Mr. McGarvey explains that it may take some time to hear back from the school if I am

able to take the test, but he has faith that they will allow me, and that I should begin to prepare as

soon as possible. In that moment I felt his confidence transfer to me. I knew I could do it. All the

doubt that had plagued me this year of fitting in to these difficult classes vanished. With only two

months left to prepare for a college competence exam, I agree to try my best, and I immediately

began to read the guides he gave me with a reinstated vigor.
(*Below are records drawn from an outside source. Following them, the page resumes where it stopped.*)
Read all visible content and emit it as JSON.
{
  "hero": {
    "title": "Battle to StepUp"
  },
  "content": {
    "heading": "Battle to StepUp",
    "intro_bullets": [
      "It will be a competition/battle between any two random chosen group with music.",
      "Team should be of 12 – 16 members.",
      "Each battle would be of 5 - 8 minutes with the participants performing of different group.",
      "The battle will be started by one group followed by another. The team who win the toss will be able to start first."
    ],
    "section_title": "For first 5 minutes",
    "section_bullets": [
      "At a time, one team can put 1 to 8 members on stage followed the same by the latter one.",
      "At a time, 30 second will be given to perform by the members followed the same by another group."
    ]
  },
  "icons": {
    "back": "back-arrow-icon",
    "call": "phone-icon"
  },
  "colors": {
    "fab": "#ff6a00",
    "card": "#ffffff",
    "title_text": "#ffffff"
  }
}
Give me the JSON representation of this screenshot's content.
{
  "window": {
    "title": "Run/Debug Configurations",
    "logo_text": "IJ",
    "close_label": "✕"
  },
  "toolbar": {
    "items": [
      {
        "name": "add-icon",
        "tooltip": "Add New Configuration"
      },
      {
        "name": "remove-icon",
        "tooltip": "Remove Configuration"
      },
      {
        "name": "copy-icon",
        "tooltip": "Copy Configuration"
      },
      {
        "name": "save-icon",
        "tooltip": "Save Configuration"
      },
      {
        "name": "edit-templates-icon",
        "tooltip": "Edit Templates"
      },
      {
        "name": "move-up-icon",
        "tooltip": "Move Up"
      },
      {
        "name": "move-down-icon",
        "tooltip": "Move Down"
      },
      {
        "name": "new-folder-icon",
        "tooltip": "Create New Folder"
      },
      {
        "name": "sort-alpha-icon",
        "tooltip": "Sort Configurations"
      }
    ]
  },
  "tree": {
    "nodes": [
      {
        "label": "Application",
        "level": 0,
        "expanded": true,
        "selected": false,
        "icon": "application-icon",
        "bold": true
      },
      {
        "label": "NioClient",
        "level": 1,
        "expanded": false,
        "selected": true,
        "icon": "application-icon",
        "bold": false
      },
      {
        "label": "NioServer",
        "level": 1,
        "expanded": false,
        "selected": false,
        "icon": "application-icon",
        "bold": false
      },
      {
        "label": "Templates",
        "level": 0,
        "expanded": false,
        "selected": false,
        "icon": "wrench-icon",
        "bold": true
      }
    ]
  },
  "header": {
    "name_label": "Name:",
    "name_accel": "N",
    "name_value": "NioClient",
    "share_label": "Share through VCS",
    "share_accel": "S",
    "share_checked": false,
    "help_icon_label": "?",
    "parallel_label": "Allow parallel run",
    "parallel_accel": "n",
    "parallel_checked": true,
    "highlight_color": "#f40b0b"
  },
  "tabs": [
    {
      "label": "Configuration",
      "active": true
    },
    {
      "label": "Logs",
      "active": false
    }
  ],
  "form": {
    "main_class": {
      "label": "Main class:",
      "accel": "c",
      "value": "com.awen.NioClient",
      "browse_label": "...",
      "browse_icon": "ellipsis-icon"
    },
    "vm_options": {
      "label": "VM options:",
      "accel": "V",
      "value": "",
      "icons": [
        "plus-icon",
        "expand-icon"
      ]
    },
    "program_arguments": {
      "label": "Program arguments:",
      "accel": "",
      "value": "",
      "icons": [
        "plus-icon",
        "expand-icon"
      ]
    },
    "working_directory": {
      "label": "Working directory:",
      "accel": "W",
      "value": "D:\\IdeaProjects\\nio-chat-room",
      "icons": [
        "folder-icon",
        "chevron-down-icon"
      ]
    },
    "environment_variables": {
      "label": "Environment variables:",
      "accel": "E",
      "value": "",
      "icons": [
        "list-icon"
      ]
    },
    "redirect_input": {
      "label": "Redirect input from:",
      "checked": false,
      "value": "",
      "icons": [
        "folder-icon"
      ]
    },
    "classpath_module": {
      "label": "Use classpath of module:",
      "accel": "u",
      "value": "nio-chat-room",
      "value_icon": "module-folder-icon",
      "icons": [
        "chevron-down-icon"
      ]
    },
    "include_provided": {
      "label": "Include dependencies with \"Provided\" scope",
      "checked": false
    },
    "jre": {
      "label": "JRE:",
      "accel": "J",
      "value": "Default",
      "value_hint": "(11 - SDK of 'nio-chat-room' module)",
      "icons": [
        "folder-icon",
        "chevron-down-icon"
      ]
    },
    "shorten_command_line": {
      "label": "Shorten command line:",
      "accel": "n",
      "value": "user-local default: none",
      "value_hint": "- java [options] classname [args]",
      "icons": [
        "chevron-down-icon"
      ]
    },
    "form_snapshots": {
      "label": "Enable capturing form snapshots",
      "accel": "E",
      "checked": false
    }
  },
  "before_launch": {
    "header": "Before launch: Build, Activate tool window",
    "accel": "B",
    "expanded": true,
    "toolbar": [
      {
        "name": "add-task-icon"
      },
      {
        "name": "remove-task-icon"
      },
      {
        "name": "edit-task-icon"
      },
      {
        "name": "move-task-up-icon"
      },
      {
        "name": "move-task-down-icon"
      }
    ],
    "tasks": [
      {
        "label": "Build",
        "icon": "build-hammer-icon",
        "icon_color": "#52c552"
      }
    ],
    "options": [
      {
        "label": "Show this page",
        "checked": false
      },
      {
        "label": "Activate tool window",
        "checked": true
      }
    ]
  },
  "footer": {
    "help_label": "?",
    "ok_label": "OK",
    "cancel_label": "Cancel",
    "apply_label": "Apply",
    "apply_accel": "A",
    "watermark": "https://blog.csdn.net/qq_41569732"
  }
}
I took that test over eight years ago, and yet, I can still see the face of Mr. McGarvey as I

told him I scored a four out of five and a five out of five on the two exams. His voice became

completely giddy and jumped an octave or two as he exclaimed how he was extremely proud of

me. He left me with the hope that, even though I will not need to take an English class in college

for my degree, that I continue to read for enjoyment, and find a genre in reading that speaks to

me. I will never forget how support from just one person can make such a difference. How a

little extra effort can help motivate someone to heights they didn’t think possible. I owe a lot of

gratitude to Mr. McGarvey for helping me fit in the last few months of my senior year. Because

of the actions of Mr. McGarvey, I haven’t worried about fitting in since.